In large swaths of the city’s south and west sides, it will take more than TOD to enliven the streets and rebuild the tax base. Kirschbraun, who sells sites to developers, says distance from Chicago’s Loop and the perception of safety—or lack thereof—hinder commercial and residential development along a number of train lines. The removal of several L stations in these neighborhoods as jobs and population shifted didn’t help, but where the city has begun building new stations again, a rush of development often follows.
Blueprint for a Mill-Town Turnaround
Claremont, N.H., is a 250-year-old mill town of 13,500 located two hours northwest of Boston. Like nearby cities Manchester and the smaller Dover, Claremont was able to retain much of its historic character and human scale through the urban renewal years of the 1960s and 1970s—though the collapse of the textile industry ensured a gradual population decline and a benevolent neglect.

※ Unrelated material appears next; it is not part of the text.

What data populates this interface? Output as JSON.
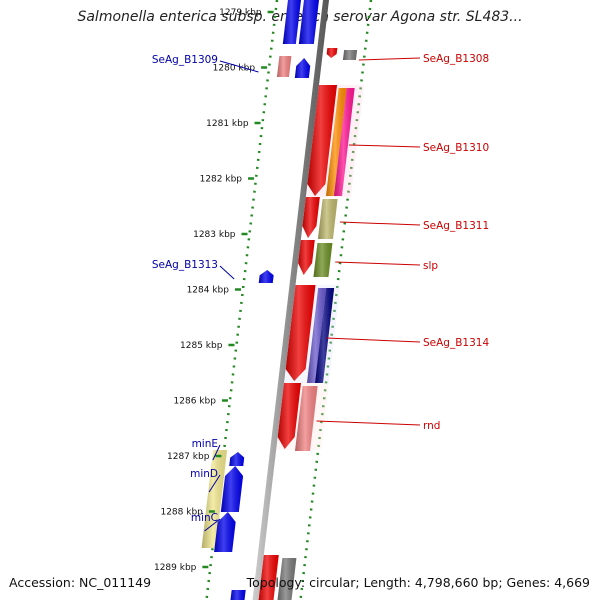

Hemmed in by rivers and topography, it never made sense for Claremont to grow outward. “Over half of the city’s population lives near the center of town,” says director of planning and development Nancy Merrill. These residents exercised patience as the city gradually assumed control of many vacant properties by tax deed, recognizing that the tide would eventually turn.
Indeed, the recent economic recovery aligned with widespread interest in urbanity and adaptive reuse among millennials and startup companies has led to a perfect storm for reinvestment in Claremont. Through requests for proposals, the city invited redevelopment—but then faced snags in the outdated zoning laws relating to mixed uses, parking, and setbacks. “We did it backwards,” Merrill admits. Her office was inundated with requests to work around the codes. With the help of a Sustainable Cities HUD grant, Claremont modified and simplified its zoning in 2012, easing the setback requirement and fostering a centralized mixed-use area that reflects the historical dynamic. “It never made sense that we imposed Euclidian codes on our city center,” Merrill says. “We’re still at the beginning of people looking at these structures and their possibilities under the new zoning.”
To help support its renaissance, Claremont sought state and federal money and struck up public–private partnerships to rebuild water and sewer lines. Community development block grants and brownfield funding helped build a municipal parking structure and propelled many private investments forward. One downtrodden mill building recently reopened as a maker space, a community hub where members can access 3D printing and other design technologies.
Some 125 jobs have been added within the central cluster of mill buildings, and new restaurants, eager for rehabbed historic structures, have opened downtown. The 2010 Census showed a gain in population, a first for Claremont since 1970. “We have a parking problem now,” Merrill jokes.
But what are the revitalization odds for communities lacking an urban center or historic character? “It helps to have what we have,” Merrill stresses, “but I’ve seen plenty of small cities finding ways to create density and sense of place through smart growth.”
Correction: this story original stated an alderman and a developer took a gamble against the wishes of vocal community groups, but leading groups largely supported the Chicago train development. ARCHITECT regrets the error.